Noch bis zum Wochenende wird im ägyptischen Scharm al-Scheich über den weltweiten Klimaschutz verhandelt. SPD-Europapolitikerin Delura Burkhardt ist vor Ort – und sieht Anlass zu Optimismus.
von Kai Doering · 15. November 2022
Weltklimakonferenz im ägyptischen Scharm al-Scheich: In so krisenreichen Zeit wie jetzt ist es wichtig, den Klimaschutz nicht hintenan zu stellen, sagt die SPD-Europaabgeordnete Delara Burkhardt.
Weltklimakonferenz im ägyptischen Scharm al-Scheich: In so krisenreichen Zeit wie jetzt ist es wichtig, den Klimaschutz nicht hintenan zu stellen, sagt die SPD-Europaabgeordnete Delara Burkhardt.

Vor dem Hintergrund des Kriegs in der Ukraine findet im ägyptischen Scharm al-Scheich die 27. Weltklimakonferenz statt. Welchen Einfluss hat der Krieg auf die Beratungen?
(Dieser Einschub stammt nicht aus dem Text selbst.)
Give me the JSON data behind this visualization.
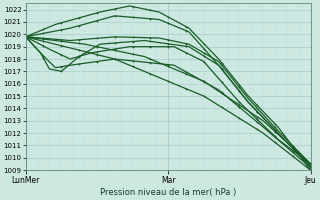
{
  "xlabel": "Pression niveau de la mer( hPa )",
  "ylim": [
    1009,
    1022.5
  ],
  "yticks": [
    1009,
    1010,
    1011,
    1012,
    1013,
    1014,
    1015,
    1016,
    1017,
    1018,
    1019,
    1020,
    1021,
    1022
  ],
  "xtick_labels": [
    "LunMer",
    "Mar",
    "Jeu"
  ],
  "xtick_positions": [
    0,
    48,
    96
  ],
  "bg_color": "#cce8e0",
  "grid_major_color": "#aacccc",
  "grid_minor_color": "#bbdddd",
  "line_color": "#1a5c28"
}
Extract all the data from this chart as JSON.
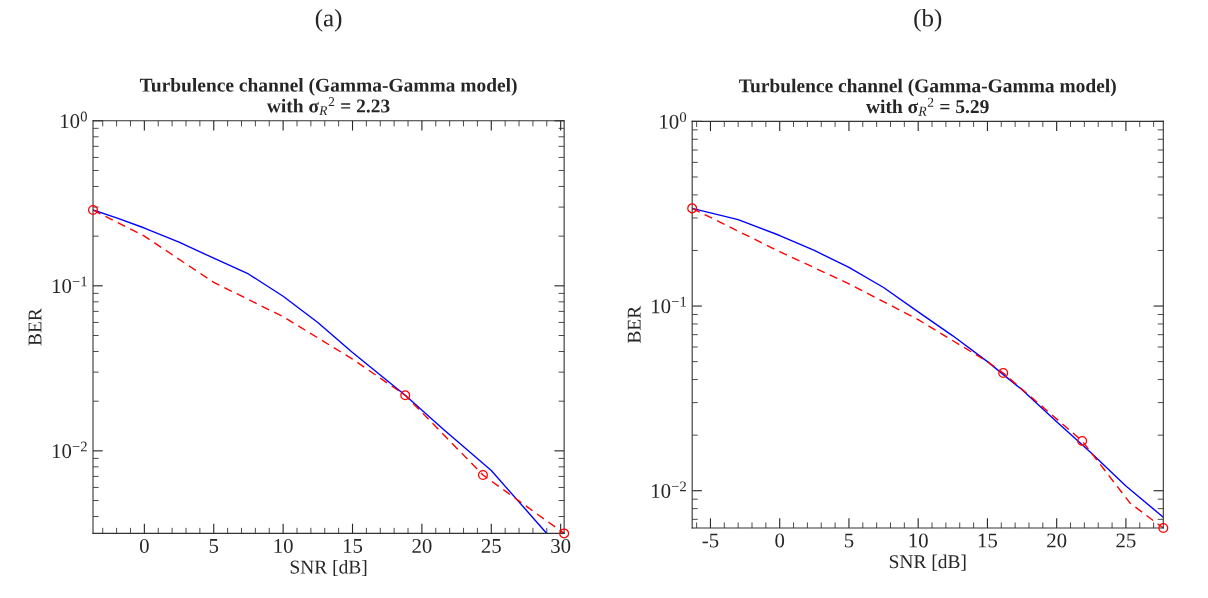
{
  "chart_data": [
    {
      "type": "line",
      "title": "Turbulence channel (Gamma-Gamma model)\nwith σ$_{R}$$^{2}$ = 2.23",
      "xlabel": "SNR [dB]",
      "ylabel": "BER",
      "annotations": [
        "(a)"
      ],
      "log": "y",
      "grid": false,
      "xlim": [
        -3.7,
        30.25
      ],
      "xticks": [
        0,
        5,
        10,
        15,
        20,
        25,
        30
      ],
      "ylim": [
        0.00316,
        1
      ],
      "yticks": [
        {
          "value": 0.01,
          "label": "10$^{−2}$"
        },
        {
          "value": 0.1,
          "label": "10$^{−1}$"
        },
        {
          "value": 1,
          "label": "10$^{0}$"
        }
      ],
      "series": [
        {
          "color": "#0000ff",
          "line_style": "solid",
          "marker": "none",
          "x": [
            -3.7,
            -2,
            0,
            2.5,
            5,
            7.5,
            10,
            12.5,
            15,
            18.8,
            21.5,
            25,
            29
          ],
          "values": [
            0.288,
            0.258,
            0.224,
            0.184,
            0.147,
            0.118,
            0.0865,
            0.06,
            0.0394,
            0.0217,
            0.0136,
            0.0076,
            0.00316
          ]
        },
        {
          "color": "#ff0000",
          "line_style": "dashed",
          "marker": "none",
          "x": [
            -3.7,
            0,
            5,
            10,
            15,
            18.8,
            24.4,
            30.25
          ],
          "values": [
            0.288,
            0.2,
            0.105,
            0.065,
            0.036,
            0.0217,
            0.00714,
            0.00316
          ]
        },
        {
          "type": "scatter",
          "color": "#ff0000",
          "marker": "circle",
          "x": [
            -3.7,
            18.8,
            24.4,
            30.25
          ],
          "values": [
            0.288,
            0.0217,
            0.00714,
            0.00316
          ]
        }
      ]
    },
    {
      "type": "line",
      "title": "Turbulence channel (Gamma-Gamma model)\nwith σ$_{R}$$^{2}$ = 5.29",
      "xlabel": "SNR [dB]",
      "ylabel": "BER",
      "annotations": [
        "(b)"
      ],
      "log": "y",
      "grid": false,
      "xlim": [
        -6.32,
        27.7
      ],
      "xticks": [
        -5,
        0,
        5,
        10,
        15,
        20,
        25
      ],
      "ylim": [
        0.00628,
        1
      ],
      "yticks": [
        {
          "value": 0.01,
          "label": "10$^{−2}$"
        },
        {
          "value": 0.1,
          "label": "10$^{−1}$"
        },
        {
          "value": 1,
          "label": "10$^{0}$"
        }
      ],
      "series": [
        {
          "color": "#0000ff",
          "line_style": "solid",
          "marker": "none",
          "x": [
            -6.32,
            -3,
            0,
            2.5,
            5,
            7.5,
            10,
            12.5,
            15,
            17.5,
            20,
            22.5,
            25,
            27.7
          ],
          "values": [
            0.338,
            0.294,
            0.241,
            0.2,
            0.162,
            0.126,
            0.093,
            0.069,
            0.05,
            0.0352,
            0.0236,
            0.016,
            0.0106,
            0.00719
          ]
        },
        {
          "color": "#ff0000",
          "line_style": "dashed",
          "marker": "none",
          "x": [
            -6.32,
            0,
            5,
            10,
            15,
            16.14,
            21.84,
            25.3,
            27.7
          ],
          "values": [
            0.338,
            0.197,
            0.132,
            0.0844,
            0.05,
            0.0434,
            0.0186,
            0.00857,
            0.00628
          ]
        },
        {
          "type": "scatter",
          "color": "#ff0000",
          "marker": "circle",
          "x": [
            -6.32,
            16.14,
            21.84,
            27.7
          ],
          "values": [
            0.338,
            0.0434,
            0.0186,
            0.00628
          ]
        }
      ]
    }
  ]
}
Der Krieg hat fraglos Auswirkungen auf die Konferenz. Zum einen müssen wir akute Probleme wie Energieknappheit und die damit verbundenen Sorgen der Menschen mitdenken, zum anderen zeigt uns der Krieg, wie fragil unsere Sicherheit ist. Viele Länder haben jahrelang Abhängigkeiten von fossilen Energieträgern und ihren Lieferanten aufgebaut. Der Krieg zeigt uns jetzt: Wir müssen uns von den Abhängigkeiten von fossilen Energieträgern befreien. Erneuerbare Energien sind unser Garant für Energieunabhängigkeit und für erschwingliche Energie, schließlich sind sie deutlich günstiger als fossile Energieträger wie Erdgas und Kohle. Dieser Groschen scheint in der EU endlich gefallen zu sein. Seit Kriegsausbruch wurden neue Gesetzesvorhaben auf den Tisch gelegt, die den Ausbau der Erneuerbaren deutlich beschleunigen werden. Dafür muss die EU auch auf der Klimakonferenz werben.   

Im Zentrum der Verhandlungen soll auch die praktische Umsetzung des Ausstiegs aus fossilen Energien stehen, der bei der letzten Klimakonferenz 2021 in Glasgow beschlossen wurde. Viele Staaten, auch Deutschland, müssen diese im Moment aber sogar verstärkt nutzen. Wie sehr wirft das die Bemühungen zurück?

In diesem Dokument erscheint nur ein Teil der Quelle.